Como blocos e lajes pré-fabricadas reduzem prazos?
A utilização de blocos estruturais e lajes pré-moldadas elimina diversas etapas tradicionais de fôrma e cura no canteiro, processos que costumam consumir tempo considerável em obras convencionais. Como as peças chegam prontas para montagem, as equipes concentram esforços na instalação e no acabamento, etapas que avançam em ritmo mais previsível e menos sujeito a imprevistos operacionais.

Conforme analisado pelo Eng. Valderci Malagosini Machado, diretor técnico da Blocos e Lajes Itaim, a redução de prazo observada em projetos que adotam esses sistemas costuma variar conforme a complexidade arquitetônica, mas raramente é desprezível. Empreendimentos que combinam blocos de concreto com lajes intertravadas, por exemplo, tendem a apresentar cronogramas mais enxutos sem abrir mão da resistência estrutural exigida pelas normas técnicas vigentes.
Quais setores mais se beneficiam dessa tendência?
O avanço dos sistemas industrializados não se restringe a um único segmento da construção civil. Empreendimentos residenciais de médio porte, galpões logísticos e obras institucionais com prazos apertados figuram entre os principais adeptos desse modelo, atraídos pela previsibilidade de entrega e pela redução de custos indiretos associados a obras prolongadas.
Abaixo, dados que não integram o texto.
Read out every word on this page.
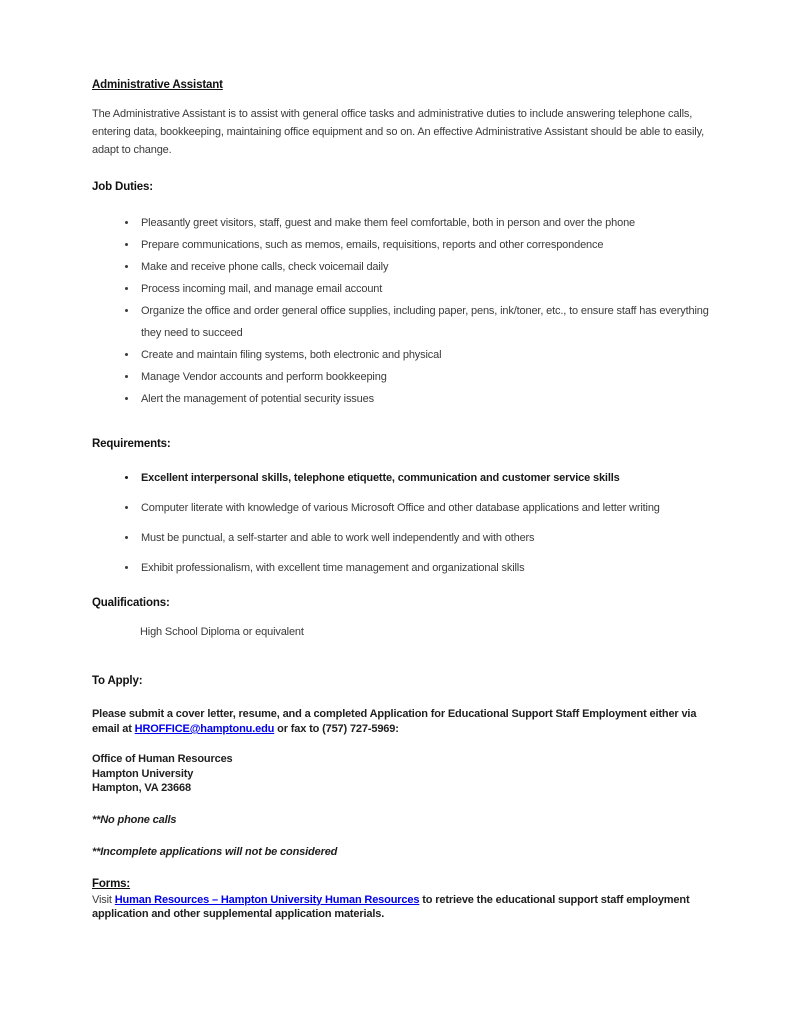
Administrative Assistant

The Administrative Assistant is to assist with general office tasks and administrative duties to include answering telephone calls, entering data, bookkeeping, maintaining office equipment and so on. An effective Administrative Assistant should be able to easily, adapt to change.

Job Duties:
• Pleasantly greet visitors, staff, guest and make them feel comfortable, both in person and over the phone
• Prepare communications, such as memos, emails, requisitions, reports and other correspondence
• Make and receive phone calls, check voicemail daily
• Process incoming mail, and manage email account
• Organize the office and order general office supplies, including paper, pens, ink/toner, etc., to ensure staff has everything they need to succeed
• Create and maintain filing systems, both electronic and physical
• Manage Vendor accounts and perform bookkeeping
• Alert the management of potential security issues
Requirements:
• Excellent interpersonal skills, telephone etiquette, communication and customer service skills
• Computer literate with knowledge of various Microsoft Office and other database applications and letter writing
• Must be punctual, a self-starter and able to work well independently and with others
• Exhibit professionalism, with excellent time management and organizational skills
Qualifications:

High School Diploma or equivalent

To Apply:

Please submit a cover letter, resume, and a completed Application for Educational Support Staff Employment either via email at HROFFICE@hamptonu.edu or fax to (757) 727-5969:

Office of Human Resources
Hampton University
Hampton, VA 23668

**No phone calls

**Incomplete applications will not be considered

Forms:

Visit Human Resources – Hampton University Human Resources to retrieve the educational support staff employment application and other supplemental application materials.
Projetos públicos com cronograma rígido também despontam como campo fértil para a adoção desses métodos construtivos.
A indústria de artefatos de cimento também acompanha essa transformação, ampliando a oferta de componentes padronizados para atender diferentes tipologias construtivas. O Eng. Valderci Malagosini Machado, diretor técnico da Blocos e Lajes Itaim, pondera que essa diversificação de produtos tende a favorecer projetos que buscam equilíbrio entre custo, prazo e desempenho estrutural ao longo da vida útil da edificação. Esse movimento também amplia o acesso de construtoras de menor porte a soluções antes restritas a grandes empreendimentos, ampliando a competitividade do setor como um todo.
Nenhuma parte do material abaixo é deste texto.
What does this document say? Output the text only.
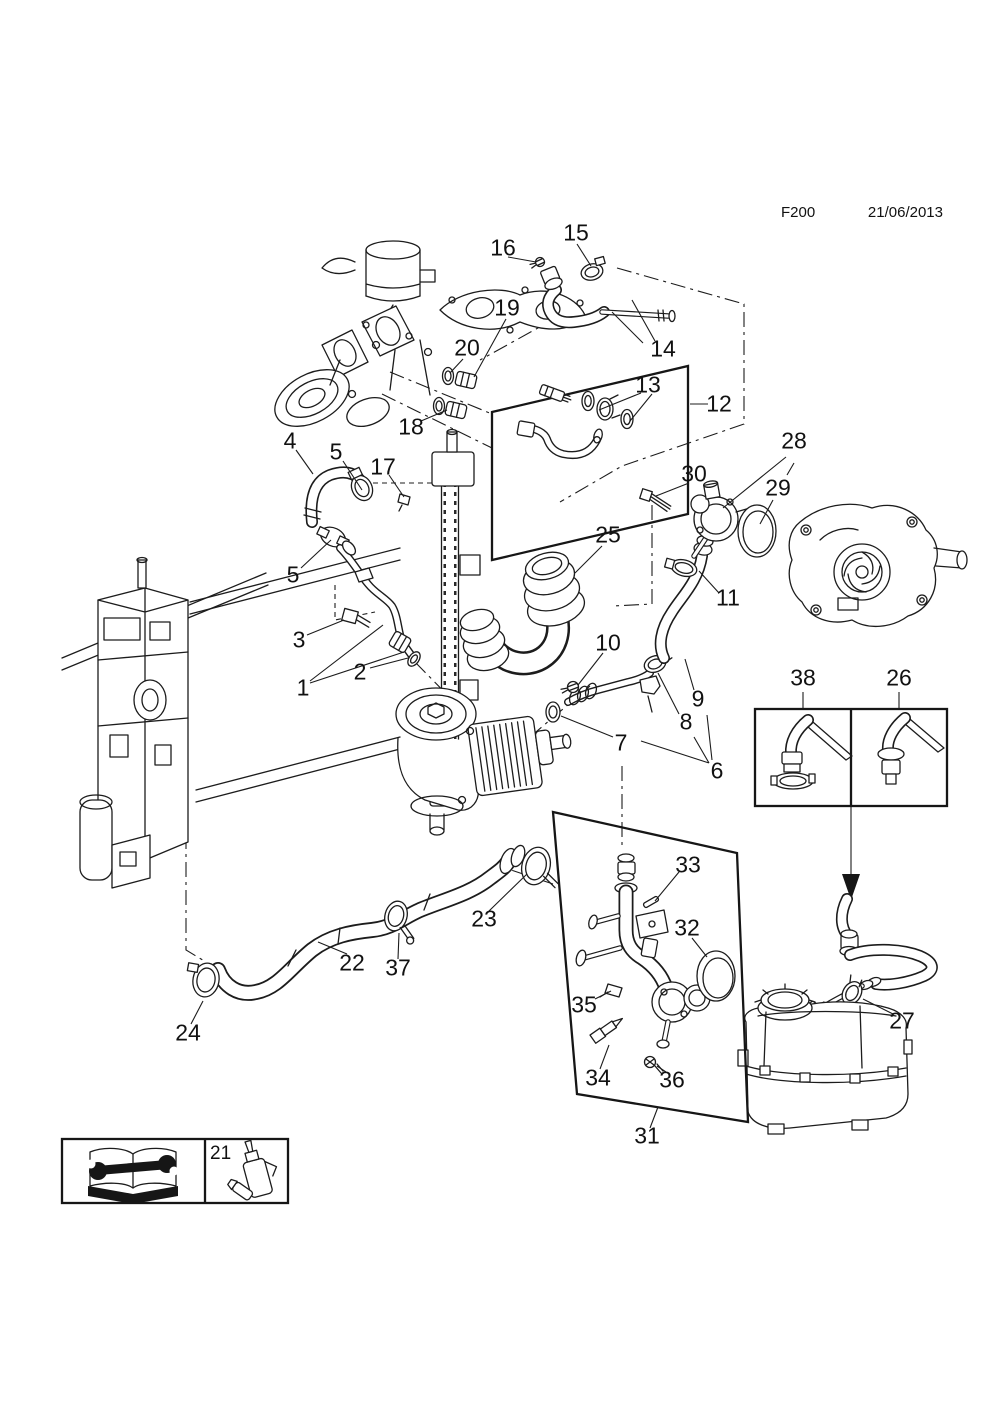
F200	21/06/2013
21
1
2
3
4 5
5
6
7
8
9
10
11
12
13
14
15
16
17
18
19
20
22
23
24
25
26
27
28
29
30
31
32
33
34
35
36
37
38
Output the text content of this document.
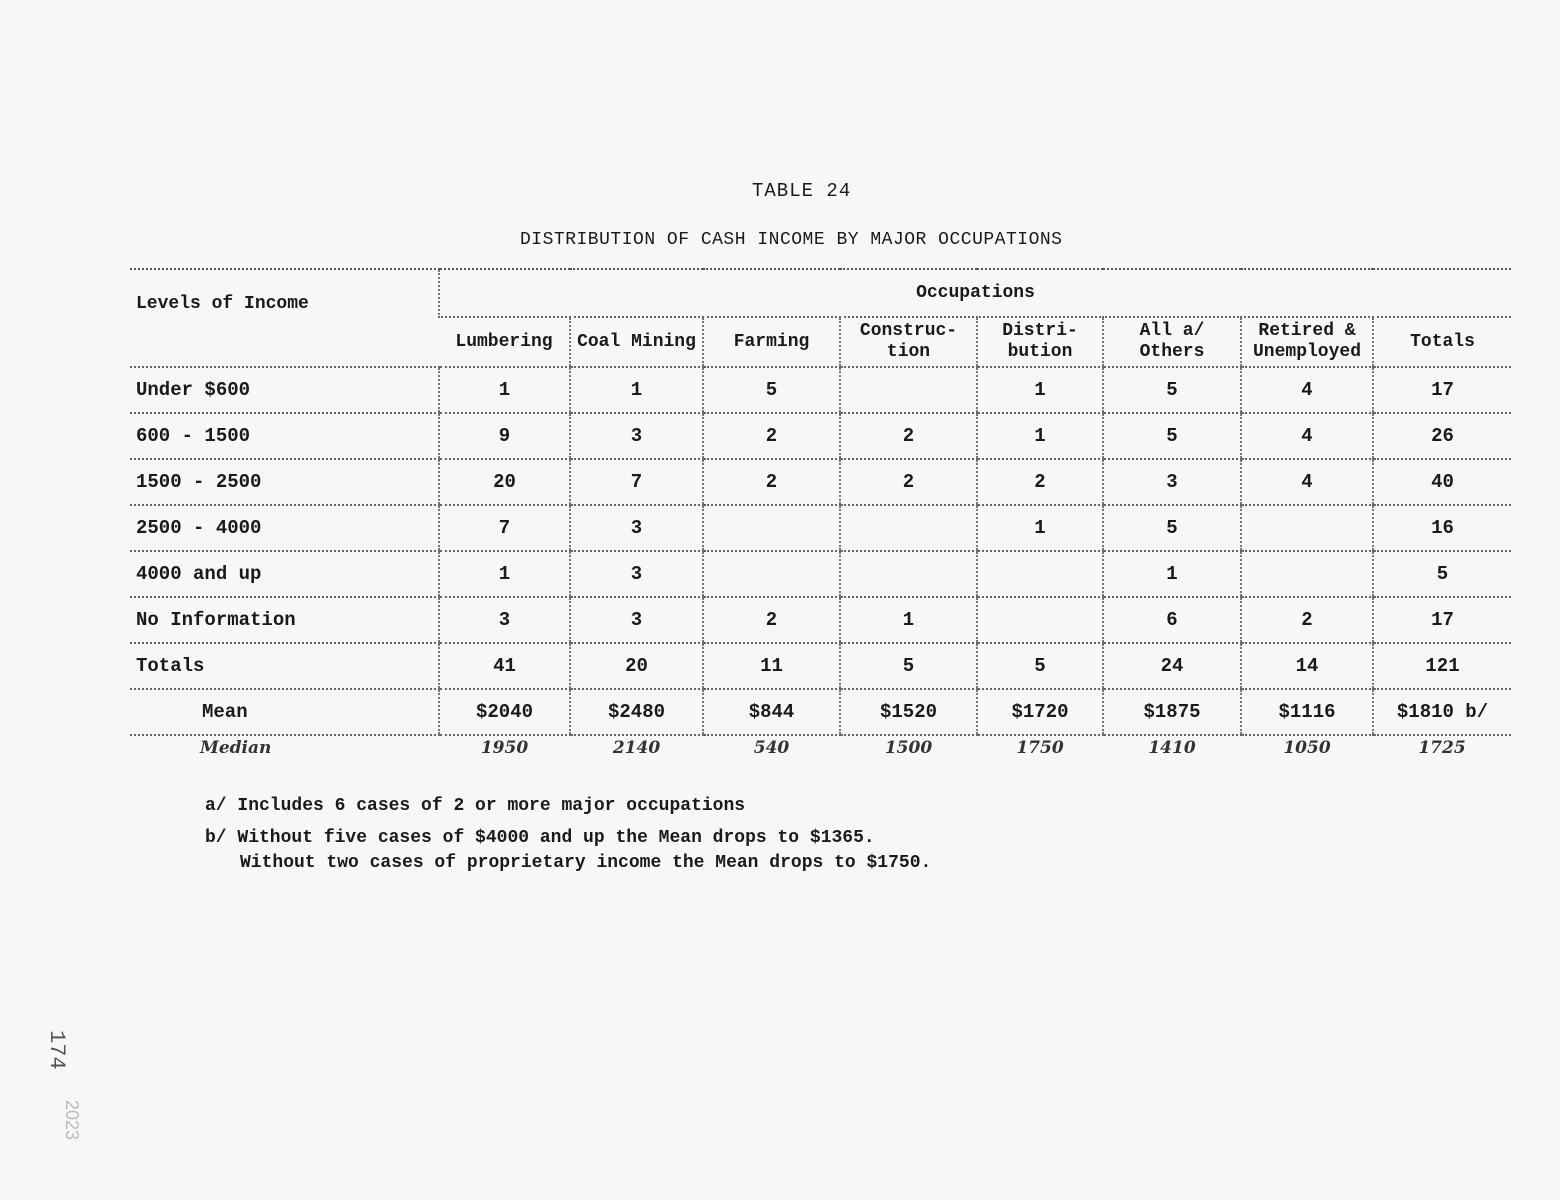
TABLE 24
DISTRIBUTION OF CASH INCOME BY MAJOR OCCUPATIONS
Levels of Income	Occupations							
	Lumbering	Coal Mining	Farming	Construc- tion	Distri- bution	All a/ Others	Retired & Unemployed	Totals
Under $600	1	1	5		1	5	4	17
600 - 1500	9	3	2	2	1	5	4	26
1500 - 2500	20	7	2	2	2	3	4	40
2500 - 4000	7	3			1	5		16
4000 and up	1	3				1		5
No Information	3	3	2	1		6	2	17
Totals	41	20	11	5	5	24	14	121
Mean	$2040	$2480	$844	$1520	$1720	$1875	$1116	$1810 b/
Median	1950	2140	540	1500	1750	1410	1050	1725
a/ Includes 6 cases of 2 or more major occupations
b/ Without five cases of $4000 and up the Mean drops to $1365.
Without two cases of proprietary income the Mean drops to $1750.
174
2023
Sustentabilidade e eficiência caminham juntas na construção industrializada?
A racionalização de materiais é outro aspecto associado aos sistemas industrializados, já que a produção controlada reduz significativamente o desperdício de insumos quando comparada a métodos artesanais executados diretamente no canteiro. Menos resíduos gerados também significam menor impacto logístico relacionado ao transporte e descarte de materiais excedentes durante a obra, além de contribuir para o cumprimento de exigências ambientais cada vez mais presentes em licenciamentos e certificações do setor.
O Eng. Valderci Malagosini Machado, diretor técnico da Blocos e Lajes Itaim, ressalta que a eficiência energética dos processos produtivos vem ganhando atenção crescente entre os fabricantes do setor. Essa combinação entre rapidez de execução e responsabilidade ambiental reforça por que os sistemas construtivos industrializados seguem como tendência consolidada para os próximos anos no mercado da construção civil.